Faucette, 37, eventually used a child's paint easel to fend off the dogs until he could get his daughter and wife - who had just arrived home - out of the house, police said.

Then he called 911. Police and firefighters got there about 8:15 p.m.

Rescue personnel had to hold the front door closed to keep the dogs at bay.

Both "were extremely agitated and aggressive, growling, barking and attempting to push the door open," Puetz said.

A Pinellas County Animal Control officer captured the dogs with a catch pole.

The 4-year-old's facial wound was treated by paramedics before she was taken to All Children's Hospital.

Because of how aggressive the dogs were, Faucette told authorities Friday morning he didn't want the dogs back, and Pinellas County Animal Control euthanized them.

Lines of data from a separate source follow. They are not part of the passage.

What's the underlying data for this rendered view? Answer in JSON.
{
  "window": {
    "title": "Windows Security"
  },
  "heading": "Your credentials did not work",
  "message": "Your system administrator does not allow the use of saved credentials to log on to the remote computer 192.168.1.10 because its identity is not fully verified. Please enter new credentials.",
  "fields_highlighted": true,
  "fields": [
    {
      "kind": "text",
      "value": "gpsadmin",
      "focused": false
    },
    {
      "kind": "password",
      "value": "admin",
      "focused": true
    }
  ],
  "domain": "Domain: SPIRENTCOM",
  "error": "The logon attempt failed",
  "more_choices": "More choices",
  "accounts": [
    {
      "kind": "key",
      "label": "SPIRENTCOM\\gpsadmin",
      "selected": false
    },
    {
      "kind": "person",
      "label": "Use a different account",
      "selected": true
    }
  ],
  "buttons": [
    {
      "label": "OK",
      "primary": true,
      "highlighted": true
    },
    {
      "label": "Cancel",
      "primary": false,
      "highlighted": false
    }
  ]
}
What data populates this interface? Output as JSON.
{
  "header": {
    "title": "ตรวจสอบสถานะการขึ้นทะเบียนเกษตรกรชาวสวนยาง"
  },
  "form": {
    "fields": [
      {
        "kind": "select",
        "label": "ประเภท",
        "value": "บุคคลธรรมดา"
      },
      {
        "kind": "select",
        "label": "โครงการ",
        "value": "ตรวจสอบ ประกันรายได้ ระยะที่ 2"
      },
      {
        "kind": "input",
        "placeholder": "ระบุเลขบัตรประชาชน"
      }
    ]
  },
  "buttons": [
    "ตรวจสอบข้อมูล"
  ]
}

The dogs will be sent to a lab in Tampa to test for rabies, said John Hohenstern, a senior animal control officer with Pinellas County Animal Services.

Dogs can feed on each other's aggression, so if one begins acting aggressively, the other will fall in line, Hohenstern said.

"The pack mentality does kick in," he said. "Everybody kind of gangs up."

It's unclear what provoked Thursday's attack, though the animal control office advises that small children shouldn't be left alone with a dog and discourages people from running past a dog.

"Dogs naturally love to chase and catch things. Don't give them a reason to become excited or aggressive," the animal control office says on its website.

There are more than a thousand dog bites reported each year in Pinellas County, and a large majority of them involve children, according to animal control.

Pit bulls mixes such the ones in Thursday's attack have a particularly bad reputation for attacks, leading some jurisdictions, including Miami-Dade County, to ban them.

Last year, a family pit bull bit a three-year-old girl on the lip in her Port Richey home, apparently trying to take her food.

A 2012 study by the American Veterinary Medical Foundation, however, concluded that pit bulls, as a group, are not disproportionately dangerous, and the stigma attached to them may be, in part, tied to their popularity in violent activities, such as dog fighting.